Prior to the South African Airways case, the taxation rules on foreign carriers were not as clear. Under PD 1355, which amended the 1977 Tax Code, gross Philippine billings (GPB) include gross revenue derived from the sale of tickets in the Philippines covering the carriage of passengers from anywhere in the world and cargo or baggage originating in the Philippines. In the 1997 Tax Code, however, GPB was redefined to only include the "amount of gross revenue derived from carriage of persons, excess baggage, cargo and mail originating from the Philippines in a continuous and uninterrupted flight, irrespective of the place of sale or issue and the place of payment of the ticket or passage document."
This new concept had raised issues on the taxability of offline carriers on their income from the sale of tickets in the Philippines through their local agents. At first blush, it appears that since these carriers do not transport passengers and cargo from the Philippines, they are not subject to tax since they do not derive taxable GPB as defined under the 1997 Tax Code. This also meant that offline carriers cannot thus be considered as nonresident foreign corporations doing business in the Philippines.
However, in the case of Air Canada vs. Commissioner of Internal Revenue, CTA (First Division) Case No. 6572, promulgated Dec. 22, 2004, the CTA held that offline carriers are considered resident foreign corporations since they are doing business in the Philippines. Citing Supreme Court rulings, the CTA reasoned that a foreign airline selling tickets in the Philippines through its local agents shall be considered as engaged in trade or business, as these activities show continuity of commercial dealings performed in pursuit of business purpose. Such ruling was sustained by the CTA En Banc in the appeal made by Air Canada (CTA EB No. 86, promulgated Aug. 26, 2005).
The Supreme Court sustained the Air Canada ruling in the South African Airways decided in 2010.
In the South African Airways case, the Supreme Court noted that there are no specific criteria as to what constitutes doing business. The Supreme Court held that the term "engaged in business in the Philippines" implies "continuity of commercial dealings and arrangements" which includes the performance of acts pursuant to the purpose and object of the business organization, such as the appointment of a local agent. Since the sale of tickets -- the activity which produces the income -- is done in the Philippines even if the carriage of person, baggage, cargo or mail is done outside the Philippines, it is a Philippine-sourced income subject to tax.

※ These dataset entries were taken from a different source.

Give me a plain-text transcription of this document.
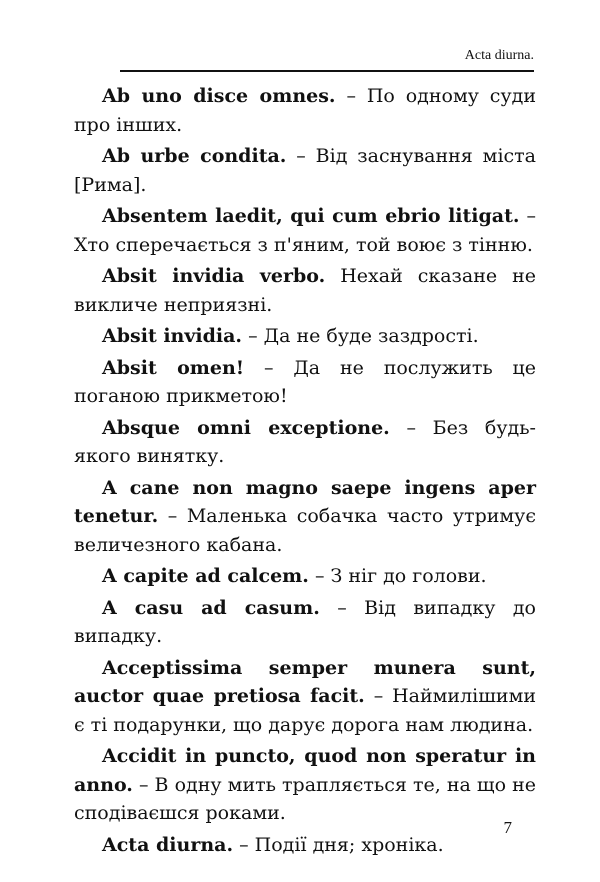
Acta diurna.

Ab uno disce omnes. – По одному суди про інших.

Ab urbe condita. – Від заснування міста [Рима].

Absentem laedit, qui cum ebrio litigat. – Хто сперечається з п'яним, той воює з тінню.

Absit invidia verbo. Нехай сказане не викличе неприязні.

Absit invidia. – Да не буде заздрості.

Absit omen! – Да не послужить це поганою прикметою!

Absque omni exceptione. – Без будь-якого винятку.

A cane non magno saepe ingens aper tenetur. – Маленька собачка часто утримує величезного кабана.

A capite ad calcem. – З ніг до голови.

A casu ad casum. – Від випадку до випадку.

Acceptissima semper munera sunt, auctor quae pretiosa facit. – Наймилішими є ті подарунки, що дарує дорога нам людина.

Accidit in puncto, quod non speratur in anno. – В одну мить трапляється те, на що не сподіваєшся роками.

Acta diurna. – Події дня; хроніка.

7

From these rulings, it can be inferred that the courts steadfastly held to the source principle in Philippine income taxation, which contemplates the idea that an alien is subject to Philippine tax if he or she derives income from sources within the Philippines. This is not at all contradictory to the subject of tax on GPB because the situs of taxation is still the primary consideration. In case of airlines with landing rights in the Philippines, the determination of the situs of taxation is the service which is provided in the Philippines, i.e., the carriage of persons or cargo from the Philippines. For offline carriers, on the other hand, the determination of the status of tax is the place of sale of tickets, such that if the tickets are sold in the Philippines, the income from these sales is subject to tax.
International airlines that will take advantage of Government’s pocket open skies policy will be subject to the GPB tax regime since they would carry passengers from domestic locations and fly them to international destinations.
Now that the Supreme Court has clarified the rules on the taxability of foreign carriers, the willingness to open the market to cross-border investments could very well result in more revenues for Government, increased participation of foreign players and improved services from local airlines at competitive prices that will benefit the flying public.